Your board meeting is stuck and your three-hour agenda is in jeopardy. What do you do?

Rather than allow panic to set in, take a deep breath and refocus. Keeping a board on track during a meeting is an art form, and even the best facilitator sometimes needs other tools to control a board that has gone "off the rails."

Here are five tips that can help you get your board meeting back on track:

1. Take a Strategic Break

Take a 15-minute break to regroup and to allow the room to calm down.

Use this time to speak to the offenders taking the meeting off track and develop a strategy to get the meeting back on track (i.e., defer to a task force, take it offline or assign to the next agenda if it is in line with the strategic plan).

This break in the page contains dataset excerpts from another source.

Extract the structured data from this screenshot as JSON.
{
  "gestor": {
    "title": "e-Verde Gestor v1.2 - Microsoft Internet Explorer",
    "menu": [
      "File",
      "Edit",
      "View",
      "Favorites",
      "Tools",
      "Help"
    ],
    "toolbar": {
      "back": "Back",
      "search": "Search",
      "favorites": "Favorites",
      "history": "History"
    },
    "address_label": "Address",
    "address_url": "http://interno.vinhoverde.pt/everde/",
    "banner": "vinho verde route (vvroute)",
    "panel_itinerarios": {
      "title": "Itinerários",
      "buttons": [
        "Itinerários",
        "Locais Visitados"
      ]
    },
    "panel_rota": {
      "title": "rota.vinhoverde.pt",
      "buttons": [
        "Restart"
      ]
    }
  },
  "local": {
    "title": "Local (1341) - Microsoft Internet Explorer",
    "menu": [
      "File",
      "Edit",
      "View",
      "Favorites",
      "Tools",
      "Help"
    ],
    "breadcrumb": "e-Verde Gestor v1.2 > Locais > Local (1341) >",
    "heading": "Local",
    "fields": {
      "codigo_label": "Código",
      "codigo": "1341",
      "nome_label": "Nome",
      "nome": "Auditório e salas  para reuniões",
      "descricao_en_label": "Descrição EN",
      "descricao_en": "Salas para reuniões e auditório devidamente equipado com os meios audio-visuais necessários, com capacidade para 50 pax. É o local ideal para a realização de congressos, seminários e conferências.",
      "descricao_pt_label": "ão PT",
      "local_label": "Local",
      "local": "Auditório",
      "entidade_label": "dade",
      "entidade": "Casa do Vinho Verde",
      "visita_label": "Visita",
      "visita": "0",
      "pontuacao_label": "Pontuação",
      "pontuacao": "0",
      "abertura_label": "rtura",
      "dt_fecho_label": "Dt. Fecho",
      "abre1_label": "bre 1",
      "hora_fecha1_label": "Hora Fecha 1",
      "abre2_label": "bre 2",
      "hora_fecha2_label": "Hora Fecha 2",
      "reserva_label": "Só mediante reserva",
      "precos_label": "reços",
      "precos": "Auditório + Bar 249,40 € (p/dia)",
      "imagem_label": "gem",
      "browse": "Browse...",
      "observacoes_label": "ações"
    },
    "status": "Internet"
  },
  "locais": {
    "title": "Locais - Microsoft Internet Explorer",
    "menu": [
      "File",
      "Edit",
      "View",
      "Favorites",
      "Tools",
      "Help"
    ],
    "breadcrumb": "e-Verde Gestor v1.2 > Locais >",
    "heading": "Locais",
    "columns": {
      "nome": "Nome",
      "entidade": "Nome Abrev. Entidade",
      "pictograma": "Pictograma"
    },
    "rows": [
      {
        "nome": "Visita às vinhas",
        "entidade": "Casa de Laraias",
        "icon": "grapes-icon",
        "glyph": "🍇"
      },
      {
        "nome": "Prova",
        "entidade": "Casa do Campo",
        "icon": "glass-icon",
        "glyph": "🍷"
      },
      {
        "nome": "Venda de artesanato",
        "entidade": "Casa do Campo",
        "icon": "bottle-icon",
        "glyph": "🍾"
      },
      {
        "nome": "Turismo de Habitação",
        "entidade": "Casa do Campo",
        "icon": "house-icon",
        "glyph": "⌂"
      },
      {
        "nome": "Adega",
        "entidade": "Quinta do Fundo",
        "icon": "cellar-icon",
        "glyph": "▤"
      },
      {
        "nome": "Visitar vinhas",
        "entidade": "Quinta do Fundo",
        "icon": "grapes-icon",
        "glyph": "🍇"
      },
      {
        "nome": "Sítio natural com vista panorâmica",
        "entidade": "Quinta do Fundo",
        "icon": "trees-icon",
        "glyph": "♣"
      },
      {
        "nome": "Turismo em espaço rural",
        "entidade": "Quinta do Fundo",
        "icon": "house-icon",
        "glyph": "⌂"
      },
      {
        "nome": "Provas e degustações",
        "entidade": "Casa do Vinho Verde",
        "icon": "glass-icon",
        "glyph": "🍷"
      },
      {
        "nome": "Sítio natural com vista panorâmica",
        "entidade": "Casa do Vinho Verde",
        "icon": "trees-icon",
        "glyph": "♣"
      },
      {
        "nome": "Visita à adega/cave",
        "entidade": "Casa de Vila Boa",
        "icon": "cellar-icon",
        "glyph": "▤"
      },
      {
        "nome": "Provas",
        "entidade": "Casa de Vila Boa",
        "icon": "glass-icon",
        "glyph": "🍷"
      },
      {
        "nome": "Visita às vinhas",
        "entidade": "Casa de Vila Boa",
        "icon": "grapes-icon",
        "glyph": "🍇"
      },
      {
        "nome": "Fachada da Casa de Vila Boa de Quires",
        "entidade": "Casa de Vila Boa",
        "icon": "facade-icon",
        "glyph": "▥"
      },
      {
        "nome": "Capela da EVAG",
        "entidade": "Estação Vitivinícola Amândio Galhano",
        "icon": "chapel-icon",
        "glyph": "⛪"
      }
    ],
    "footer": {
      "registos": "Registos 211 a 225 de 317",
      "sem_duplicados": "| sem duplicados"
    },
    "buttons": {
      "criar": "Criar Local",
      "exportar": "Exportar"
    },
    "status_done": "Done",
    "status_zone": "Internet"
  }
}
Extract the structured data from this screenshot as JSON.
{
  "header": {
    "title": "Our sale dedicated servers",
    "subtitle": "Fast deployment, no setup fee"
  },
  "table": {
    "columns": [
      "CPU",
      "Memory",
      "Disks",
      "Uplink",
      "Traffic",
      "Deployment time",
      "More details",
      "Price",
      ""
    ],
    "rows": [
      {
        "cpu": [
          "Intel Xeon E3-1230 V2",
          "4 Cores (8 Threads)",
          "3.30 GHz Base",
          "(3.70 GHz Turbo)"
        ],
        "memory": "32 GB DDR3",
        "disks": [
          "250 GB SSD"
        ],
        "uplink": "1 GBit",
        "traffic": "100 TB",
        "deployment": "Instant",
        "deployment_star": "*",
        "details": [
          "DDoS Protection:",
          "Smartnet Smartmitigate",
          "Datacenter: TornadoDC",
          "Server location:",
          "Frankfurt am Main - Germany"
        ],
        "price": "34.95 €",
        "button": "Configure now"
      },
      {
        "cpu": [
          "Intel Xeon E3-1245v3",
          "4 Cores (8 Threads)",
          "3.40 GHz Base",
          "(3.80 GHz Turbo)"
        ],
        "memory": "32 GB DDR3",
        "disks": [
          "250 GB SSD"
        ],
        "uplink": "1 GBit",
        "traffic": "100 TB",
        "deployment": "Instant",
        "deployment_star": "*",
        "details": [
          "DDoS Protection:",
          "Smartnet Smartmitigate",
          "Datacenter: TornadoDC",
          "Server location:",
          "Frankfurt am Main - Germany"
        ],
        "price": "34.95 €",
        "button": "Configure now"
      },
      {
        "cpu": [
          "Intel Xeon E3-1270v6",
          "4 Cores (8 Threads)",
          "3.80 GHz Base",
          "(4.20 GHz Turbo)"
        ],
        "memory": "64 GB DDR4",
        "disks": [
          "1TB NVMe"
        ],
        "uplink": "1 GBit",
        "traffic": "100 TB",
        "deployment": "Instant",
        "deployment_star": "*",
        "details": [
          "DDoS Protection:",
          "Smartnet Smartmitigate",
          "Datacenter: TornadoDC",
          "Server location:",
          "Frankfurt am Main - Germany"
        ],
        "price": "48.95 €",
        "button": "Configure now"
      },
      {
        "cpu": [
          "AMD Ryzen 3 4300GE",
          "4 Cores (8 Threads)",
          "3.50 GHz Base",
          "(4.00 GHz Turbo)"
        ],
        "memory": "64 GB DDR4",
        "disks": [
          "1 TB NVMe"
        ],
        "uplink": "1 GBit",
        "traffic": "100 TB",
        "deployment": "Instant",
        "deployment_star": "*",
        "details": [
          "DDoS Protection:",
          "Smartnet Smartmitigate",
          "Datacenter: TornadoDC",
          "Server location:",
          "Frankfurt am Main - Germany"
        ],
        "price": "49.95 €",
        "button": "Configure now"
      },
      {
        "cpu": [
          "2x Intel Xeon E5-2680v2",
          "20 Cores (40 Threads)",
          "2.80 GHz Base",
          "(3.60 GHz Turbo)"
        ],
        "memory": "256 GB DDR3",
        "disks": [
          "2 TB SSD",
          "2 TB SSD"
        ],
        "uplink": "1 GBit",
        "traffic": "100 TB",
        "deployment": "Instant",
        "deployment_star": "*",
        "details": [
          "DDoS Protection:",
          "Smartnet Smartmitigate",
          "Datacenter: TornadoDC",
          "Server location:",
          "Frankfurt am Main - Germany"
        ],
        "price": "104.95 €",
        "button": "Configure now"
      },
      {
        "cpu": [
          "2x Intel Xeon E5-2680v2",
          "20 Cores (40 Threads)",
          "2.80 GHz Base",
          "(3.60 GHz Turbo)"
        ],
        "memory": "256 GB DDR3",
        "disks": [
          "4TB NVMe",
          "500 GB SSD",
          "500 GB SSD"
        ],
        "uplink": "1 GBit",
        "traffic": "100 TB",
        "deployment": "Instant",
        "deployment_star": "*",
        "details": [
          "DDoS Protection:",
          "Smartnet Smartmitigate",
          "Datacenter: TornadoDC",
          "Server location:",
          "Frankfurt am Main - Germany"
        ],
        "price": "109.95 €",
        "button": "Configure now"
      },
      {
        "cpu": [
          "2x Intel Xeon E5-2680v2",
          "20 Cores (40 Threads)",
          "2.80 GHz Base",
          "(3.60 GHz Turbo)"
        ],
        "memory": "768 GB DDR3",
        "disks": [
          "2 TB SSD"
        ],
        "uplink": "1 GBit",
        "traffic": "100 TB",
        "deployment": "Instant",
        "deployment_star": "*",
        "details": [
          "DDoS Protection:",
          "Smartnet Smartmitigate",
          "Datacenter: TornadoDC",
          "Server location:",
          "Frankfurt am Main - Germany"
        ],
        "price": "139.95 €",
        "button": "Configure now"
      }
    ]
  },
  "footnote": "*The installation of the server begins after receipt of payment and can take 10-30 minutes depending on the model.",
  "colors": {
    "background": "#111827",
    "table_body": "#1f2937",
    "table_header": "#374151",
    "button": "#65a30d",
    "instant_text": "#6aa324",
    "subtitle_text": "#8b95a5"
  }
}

2. Innovate Your Board Meeting Agenda

Take the boredom out of the board room in innovating your board meeting agenda.

Think of ways to change the room setup, enhance the agenda, allow for blue-sky thinking and other unique ways to maximize engagement and activity. Read more about innovative agendas here.

3. Small Groups

It is very ineffective, at times, to conduct a full group discussion at a board meeting. If there is an issue that requires a solution, think about breaking the board up into several groups analyzing the same issue and presenting the top solution.

This will help to ensure all voices are heard and that there is diversity in the solutions. After each group voices their opinions, it is then the large group’s responsibility to identify the top solution(s) from what was suggested. This will allow for more intelligent and focused debate.

4. Polling

If you have a large board, you might want to think about employing tools to poll the board instantly around issues to determine if there is agreement.

Polleverywhere.com is an online tool that you can use to develop polls that can be completed at the board meeting. Another tool is to use physical "clickers" to poll "yes" or "no" answers during board meetings.

This allows everyone to weigh in to provide a consensus around overall agreement or disagreement on an issue.

5. Robert’s Rules of Order

"The application of parliamentary law is the best method yet devised to enable assemblies of any size, with due regard for every member's opinion, to arrive at the general will on the maximum number of questions of varying complexity in a minimum amount of time and under all kinds of internal climate ranging from total harmony to hardened or impassioned division of opinion."

This is quoted from "Robert’s Rules of Order Newly Revised." Understanding parliamentary procedure is necessary for a good board meeting to function, but should not be stifled by not using it properly.

Ultimately, every action at a board meeting, needs to be focused squarely and precisely on the mission of the organization.

The mission translates into providing value to each and every one of your members and key stakeholders. Losing that value through inefficiency and indecisiveness at board meetings gives your members an excuse to spend their dues somewhere else if they don’t perceive progress.

If we put it in this perspective, shouldn’t every board meeting advance the mission and goals of the organization? Staying on track is staying true to the mission of the organization and ensuring relevance and value to the members.